The Old Fire Bell

[Updated January 14, 2023]

Hanging beside Cuba City's fire station is a real piece of local history: the city's fire bell.


The bell was cast in 1897 by the Centennial Bell Foundry in Milwaukee, Wisconsin. The foundry, owned by Scottish immigrant, Gardiner Campbell, was well known in the U.S. and beyond and was responsible for the 11-ton bell in Milwaukee's City Hall.


Probably one of the first images of Cuba City's fire bell can be seen in the photograph below. Cuba City was incorporated as a village in 1891, and you can see the first village hall, complete with a fire bell, at the left in this picture. This original village hall stood where MidwestOne Bank is today.

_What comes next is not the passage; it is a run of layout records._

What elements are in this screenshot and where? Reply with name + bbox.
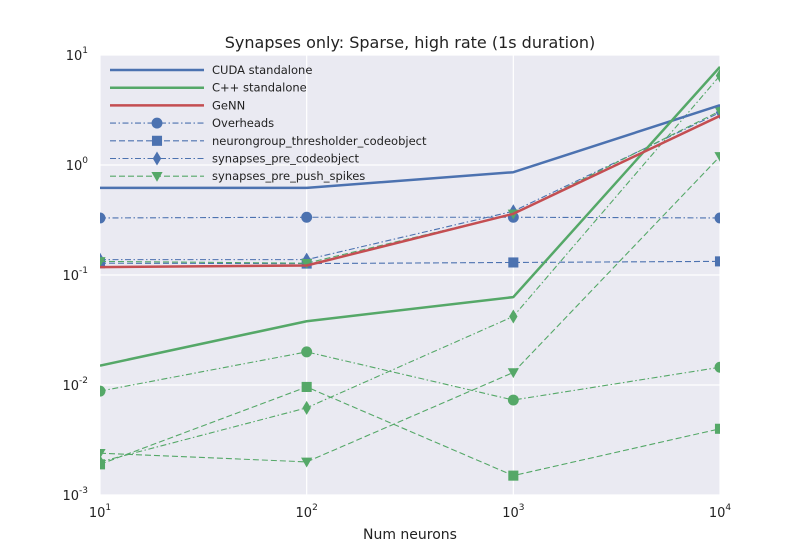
legend-item-6: synapses_pre_push_spikes — [110, 169, 365, 183]
x-axis-label: Num neurons — [363, 527, 457, 543]
legend: CUDA standalone C++ standalone GeNN Overhea… — [110, 63, 427, 183]
series-9-point-3 — [715, 68, 720, 83]
series-layer — [100, 66, 720, 481]
x-axis-ticks: 101 102 103 104 — [89, 503, 732, 521]
series-4-point-2 — [508, 257, 519, 268]
series-10-point-1 — [301, 457, 313, 468]
legend-item-3: Overheads — [110, 116, 274, 130]
chart-title: Synapses only: Sparse, high rate (1s dur… — [225, 33, 596, 52]
series-9-point-1 — [302, 400, 311, 415]
series-2 — [100, 114, 720, 269]
x-tick-label-3: 104 — [709, 503, 732, 521]
legend-label-0: CUDA standalone — [212, 63, 312, 77]
x-tick-label-0: 101 — [89, 503, 111, 521]
series-line-4 — [100, 260, 720, 265]
y-axis-ticks: 10-3 10-2 10-1 100 101 — [62, 46, 88, 504]
legend-item-0: CUDA standalone — [110, 63, 312, 77]
legend-label-5: synapses_pre_codeobject — [212, 152, 360, 166]
series-line-5 — [100, 112, 720, 261]
legend-marker-5 — [152, 151, 162, 166]
legend-marker-6 — [151, 172, 163, 182]
series-6-point-0 — [100, 257, 106, 267]
series-3-point-1 — [301, 211, 313, 223]
legend-item-4: neurongroup_thresholder_codeobject — [110, 134, 427, 148]
series-7-point-3 — [714, 361, 720, 373]
series-line-0 — [100, 103, 720, 190]
y-tick-label-0: 10-3 — [62, 486, 88, 504]
series-7 — [100, 346, 720, 406]
series-3-point-0 — [100, 212, 106, 224]
series-6-point-3 — [714, 106, 720, 117]
y-tick-label-4: 101 — [66, 46, 88, 64]
series-7-point-1 — [301, 346, 313, 358]
series-7-point-2 — [507, 394, 519, 406]
series-7-point-0 — [100, 385, 106, 397]
series-4-point-3 — [714, 256, 720, 267]
y-tick-label-2: 10-1 — [62, 266, 88, 284]
series-line-8 — [100, 386, 720, 477]
legend-item-5: synapses_pre_codeobject — [110, 151, 360, 166]
series-line-10 — [100, 155, 720, 463]
series-line-6 — [100, 110, 720, 264]
legend-item-1: C++ standalone — [110, 81, 307, 95]
series-10-point-0 — [100, 448, 106, 459]
legend-item-2: GeNN — [110, 98, 245, 112]
x-tick-label-2: 103 — [502, 503, 524, 521]
y-tick-label-1: 10-2 — [62, 376, 88, 394]
legend-label-1: C++ standalone — [212, 81, 307, 95]
series-3-point-3 — [714, 212, 720, 224]
legend-label-2: GeNN — [212, 98, 245, 112]
series-line-2 — [100, 114, 720, 269]
series-line-7 — [100, 351, 720, 401]
series-9-point-2 — [509, 309, 518, 324]
legend-label-6: synapses_pre_push_spikes — [212, 169, 365, 183]
y-tick-label-3: 100 — [66, 156, 89, 174]
series-8-point-2 — [508, 470, 519, 481]
series-6-point-1 — [301, 259, 313, 269]
legend-label-3: Overheads — [212, 116, 274, 130]
series-line-3 — [100, 216, 720, 219]
series-line-9 — [100, 75, 720, 463]
grid — [99, 54, 721, 496]
series-8-point-1 — [301, 381, 312, 392]
series-line-1 — [100, 66, 720, 367]
series-8-point-3 — [714, 423, 720, 434]
series-0 — [100, 103, 720, 190]
legend-marker-3 — [151, 117, 163, 129]
series-10-point-2 — [507, 368, 519, 379]
series-9-point-0 — [100, 454, 105, 469]
legend-marker-4 — [151, 135, 163, 146]
series-4-point-0 — [100, 258, 106, 269]
series-9 — [100, 68, 720, 469]
series-10 — [100, 152, 720, 468]
x-tick-label-1: 102 — [296, 503, 318, 521]
series-10-point-3 — [714, 152, 720, 162]
legend-label-4: neurongroup_thresholder_codeobject — [212, 134, 427, 148]
series-1 — [100, 66, 720, 367]
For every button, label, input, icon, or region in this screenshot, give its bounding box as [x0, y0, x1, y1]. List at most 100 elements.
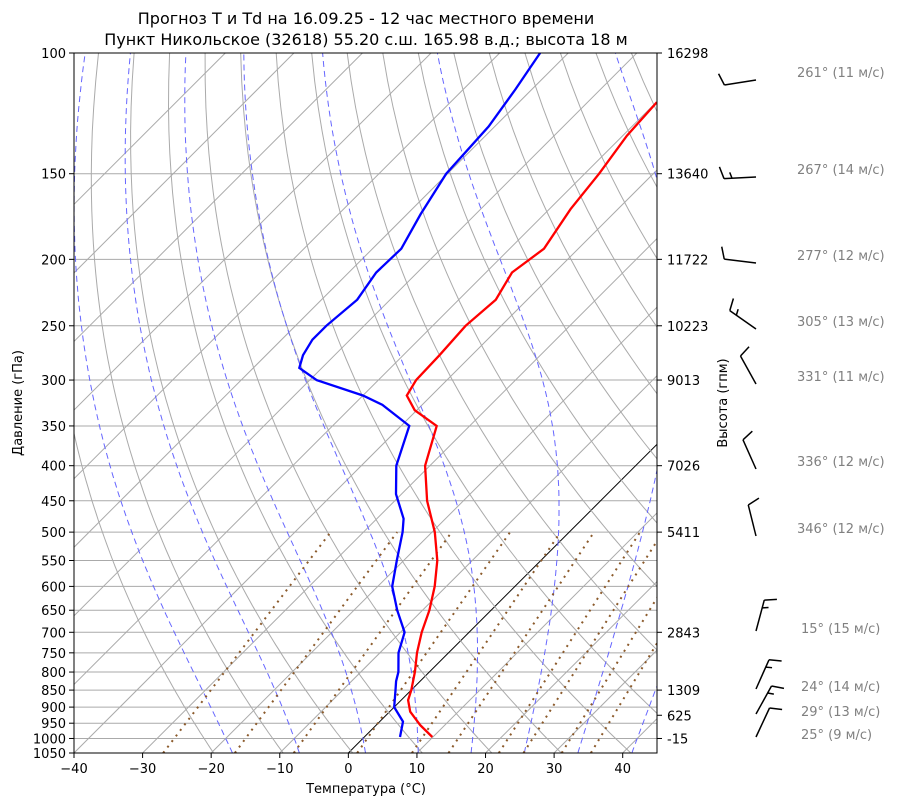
temperature-line — [407, 102, 657, 737]
y-tick-label: 750 — [41, 647, 66, 662]
dry-adiabat — [312, 53, 701, 753]
chart-title-line2: Пункт Никольское (32618) 55.20 с.ш. 165.… — [104, 30, 627, 49]
y-axis-label: Давление (гПа) — [11, 350, 26, 456]
wind-barb-staff — [756, 600, 764, 631]
isotherm — [417, 53, 900, 753]
wind-barb-flag — [769, 660, 782, 661]
y-tick-label: 1000 — [33, 732, 66, 747]
x-tick-label: −20 — [197, 762, 224, 777]
dry-adiabat — [418, 53, 900, 753]
wind-barb-half — [736, 309, 738, 315]
x-tick-label: −30 — [129, 762, 156, 777]
x-tick-label: 10 — [409, 762, 426, 777]
wind-barb-flag — [719, 74, 725, 85]
isotherm — [143, 53, 843, 753]
dry-adiabat — [454, 53, 900, 753]
wind-label: 15° (15 м/с) — [801, 622, 880, 637]
wind-label: 336° (12 м/с) — [797, 455, 885, 470]
dewpoint-line — [299, 53, 540, 737]
y-tick-label: 200 — [41, 253, 66, 268]
y-tick-label: 450 — [41, 495, 66, 510]
y-tick-label: 500 — [41, 526, 66, 541]
moist-adiabat — [185, 53, 366, 753]
wind-barb-half — [768, 693, 774, 694]
moist-adiabat — [632, 53, 853, 753]
moist-adiabat — [125, 53, 299, 753]
wind-barb-flag — [740, 347, 749, 356]
moist-adiabat — [244, 53, 418, 753]
dry-adiabat — [596, 53, 900, 753]
wind-label: 331° (11 м/с) — [797, 370, 885, 385]
y-tick-label: 650 — [41, 604, 66, 619]
y-tick-label: 150 — [41, 168, 66, 183]
height-tick-label: -15 — [667, 732, 688, 747]
moist-adiabat — [74, 53, 232, 753]
wind-label: 305° (13 м/с) — [797, 315, 885, 330]
mixing-ratio-line — [499, 532, 640, 753]
y-tick-label: 850 — [41, 684, 66, 699]
isotherm — [623, 53, 900, 753]
dry-adiabat — [525, 53, 900, 753]
background-lines — [0, 53, 900, 753]
isotherm — [0, 53, 637, 753]
wind-barb — [740, 347, 756, 384]
wind-barbs: 261° (11 м/с)267° (14 м/с)277° (12 м/с)3… — [719, 66, 885, 743]
x-axis-label: Температура (°C) — [305, 782, 426, 797]
x-tick-label: −40 — [60, 762, 87, 777]
dry-adiabat — [703, 53, 900, 753]
chart-title-line1: Прогноз T и Td на 16.09.25 - 12 час мест… — [138, 9, 594, 28]
wind-barb-staff — [724, 80, 756, 85]
height-tick-label: 5411 — [667, 526, 700, 541]
wind-label: 29° (13 м/с) — [801, 705, 880, 720]
dry-adiabat — [738, 53, 900, 753]
y-tick-label: 800 — [41, 666, 66, 681]
height-tick-label: 7026 — [667, 460, 700, 475]
height-tick-label: 625 — [667, 709, 692, 724]
wind-barb-flag — [730, 299, 734, 311]
isotherm — [0, 53, 225, 753]
wind-barb-flag — [770, 708, 783, 709]
moist-adiabat — [437, 53, 559, 753]
wind-barb-flag — [772, 686, 784, 688]
wind-barb — [719, 167, 756, 179]
wind-label: 24° (14 м/с) — [801, 680, 880, 695]
y-tick-label: 700 — [41, 626, 66, 641]
x-tick-label: 40 — [614, 762, 631, 777]
y-tick-label: 1050 — [33, 747, 66, 762]
wind-barb-half — [730, 172, 732, 178]
wind-label: 277° (12 м/с) — [797, 249, 885, 264]
height-tick-label: 11722 — [667, 253, 708, 268]
wind-barb-flag — [748, 498, 759, 505]
dry-adiabat — [131, 53, 353, 753]
wind-label: 267° (14 м/с) — [797, 163, 885, 178]
dry-adiabat — [631, 53, 900, 753]
y-tick-label: 950 — [41, 717, 66, 732]
height-tick-label: 16298 — [667, 47, 708, 62]
wind-label: 25° (9 м/с) — [801, 728, 872, 743]
mixing-ratio-line — [163, 532, 330, 753]
wind-barb — [730, 299, 756, 329]
height-tick-label: 2843 — [667, 626, 700, 641]
y-tick-label: 550 — [41, 555, 66, 570]
wind-barb-staff — [756, 708, 770, 737]
wind-barb — [722, 247, 756, 263]
isotherm — [5, 53, 705, 753]
wind-barb-staff — [730, 311, 756, 329]
mixing-ratio-line — [524, 532, 663, 753]
wind-barb-staff — [743, 440, 756, 469]
dry-adiabat — [809, 53, 900, 753]
wind-barb — [719, 74, 756, 85]
wind-barb — [743, 431, 756, 469]
wind-barb — [756, 660, 782, 689]
wind-barb-flag — [743, 431, 752, 440]
wind-barb-staff — [756, 660, 769, 689]
y-tick-label: 350 — [41, 420, 66, 435]
wind-label: 346° (12 м/с) — [797, 522, 885, 537]
wind-barb-staff — [724, 177, 756, 179]
y-tick-label: 300 — [41, 374, 66, 389]
wind-barb-staff — [724, 259, 756, 263]
height-tick-label: 13640 — [667, 168, 708, 183]
x-tick-label: 20 — [477, 762, 494, 777]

Image published in the Cuba City Centennial history, 1975.

The bell was hanging and ready for service by the time the below fire insurance map was created in February 1900. The map contains a note describing the city's firefighting capabilities, which includes mention of a "bell alarm."

Detail from a fire insurance map by the Sanborn-Perris Map Co., February 1900.

In 1917, the fire bell was temporarily moved to the village's water tower, located in the northwest corner of today's Veteran's Memorial Park. In March 1921, the bell found a more permanent home in the new village hall on Main Street, visible below.

Image from a postcard published by the L. L. Cook Co., Milwaukee, 1952.